Balık yağı desteğinin kalp rahatsızlığı bulunan bireylere yararlı olduğunu bildiren araştırmacılar, bu desteklerin kalp sıhhati âlâ olan şahıslarda ise inme ve kalp rahatsızlığı riskini artırdığını söz etti.

Balık yağının beklenmedik tehlikesi ortaya çıktı! Balık yağının ziyanları neler?

RİTİM BOZUKLUĞU GELİŞME RİSKİ YÜZDE 13 DAHA YÜKSEK!

Araştırmacılar, sistemli balık yağı desteği kullanımının, kalp rahatsızlığı bulunmayan şahıslarda atriyal fibrilasyon (kalbin kulakçıklarından kaynaklanan ritim bozukluğu) gelişme riskinde yüzde 13 ve inme riskinde yüzde 5 artış görüldüğünü kaydetti.

Balık yağının beklenmedik tehlikesi ortaya çıktı! Balık yağının ziyanları neler?

Öte yandan, araştırmacılar, kalp hastalığı bulunan bireylerde ise tertipli balık yağı desteğinin atriyal fibrilasyonun kalp krizine dönüşme riskinin yüzde 15, kalp yetmezliğinden ölme riskinin de yüzde 9 daha düşük olduğunu ortaya koydu.

BALIK YAĞININ BİLİNMEYEN ZİYANLARI NELERDİR?

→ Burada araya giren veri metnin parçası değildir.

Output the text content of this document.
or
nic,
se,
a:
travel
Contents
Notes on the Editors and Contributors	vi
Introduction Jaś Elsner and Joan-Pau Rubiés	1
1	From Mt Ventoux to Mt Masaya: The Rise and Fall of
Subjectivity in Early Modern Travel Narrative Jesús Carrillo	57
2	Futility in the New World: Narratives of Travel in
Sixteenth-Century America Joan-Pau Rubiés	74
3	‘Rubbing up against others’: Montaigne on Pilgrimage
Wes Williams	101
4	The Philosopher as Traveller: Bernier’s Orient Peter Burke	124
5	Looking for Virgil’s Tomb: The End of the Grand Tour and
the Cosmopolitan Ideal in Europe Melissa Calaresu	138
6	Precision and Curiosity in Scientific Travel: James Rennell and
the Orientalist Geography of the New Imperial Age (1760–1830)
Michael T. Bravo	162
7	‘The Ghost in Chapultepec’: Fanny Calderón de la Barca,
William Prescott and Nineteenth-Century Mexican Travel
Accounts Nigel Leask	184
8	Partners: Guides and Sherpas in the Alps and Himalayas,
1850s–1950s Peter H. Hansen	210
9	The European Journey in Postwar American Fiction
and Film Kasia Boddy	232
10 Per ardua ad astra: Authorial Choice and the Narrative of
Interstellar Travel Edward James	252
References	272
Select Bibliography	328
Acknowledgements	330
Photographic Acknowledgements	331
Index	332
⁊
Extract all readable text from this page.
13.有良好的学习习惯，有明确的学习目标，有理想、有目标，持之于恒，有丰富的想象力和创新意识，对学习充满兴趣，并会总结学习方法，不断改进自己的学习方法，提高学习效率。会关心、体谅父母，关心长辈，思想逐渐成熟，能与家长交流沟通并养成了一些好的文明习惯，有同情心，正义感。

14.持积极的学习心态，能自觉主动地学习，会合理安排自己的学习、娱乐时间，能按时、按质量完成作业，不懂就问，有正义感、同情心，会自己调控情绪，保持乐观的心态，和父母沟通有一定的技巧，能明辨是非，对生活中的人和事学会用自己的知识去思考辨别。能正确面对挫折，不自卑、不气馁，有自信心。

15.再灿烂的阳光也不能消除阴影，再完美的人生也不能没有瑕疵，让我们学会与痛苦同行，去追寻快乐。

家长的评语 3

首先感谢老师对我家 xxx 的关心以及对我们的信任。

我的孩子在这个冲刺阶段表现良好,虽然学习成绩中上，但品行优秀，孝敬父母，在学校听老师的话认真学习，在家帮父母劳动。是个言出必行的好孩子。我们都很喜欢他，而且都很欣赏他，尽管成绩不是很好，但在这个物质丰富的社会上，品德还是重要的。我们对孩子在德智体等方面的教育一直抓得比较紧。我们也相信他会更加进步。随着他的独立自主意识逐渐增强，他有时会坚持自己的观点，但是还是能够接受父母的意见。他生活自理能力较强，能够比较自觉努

Balık yağı, bedendeki omega 3 ve B12 vitaminini artırmanın bir yoludur. Lakin çok fazla balık yağı kullanmak, sıhhat açısından birtakım sıkıntılara yol açabilir. İşte, çok balık yağı kullanımının 3 yan tesiri:

  • Kan şekeri yüksekliği: Birtakım araştırmalar, yüksek ölçüde omega-3 yağ asidi desteğinin diyabetli bireylerde kan şekeri seviyelerini artırabileceğini göstermektedir. 
  • Kanama artışı: Diş eti kanaması ve burun kanaması, çok balık yağı tüketiminin ayırt edici yan tesirlerinden ikisidir. 56 bireyde yapılan bir araştırma, dört haftalık bir müddet boyunca günde 640 mg balık yağı desteğinin sağlıklı yetişkinlerde kan pıhtılaşmasını azalttığını buldu. Bu nedenle kan sulandırıcı kullanıyorsanız yahut ameliyat olacaksanız, balık yağı kullanımını bırakmanız gerekir.
  • Tansiyon düşüklüğü: Balık yağının kan basıncını düşürme kapasitesi güzel belgelenmiştir. Diyaliz tedavisi alan 90 bireyle yapılan bir araştırma, günde 3 gram omega-3 yağ asidi almanın, plaseboya kıyasla hem sistolik, hem de diyastolik kan basıncını kıymetli ölçüde azalttığını buldu.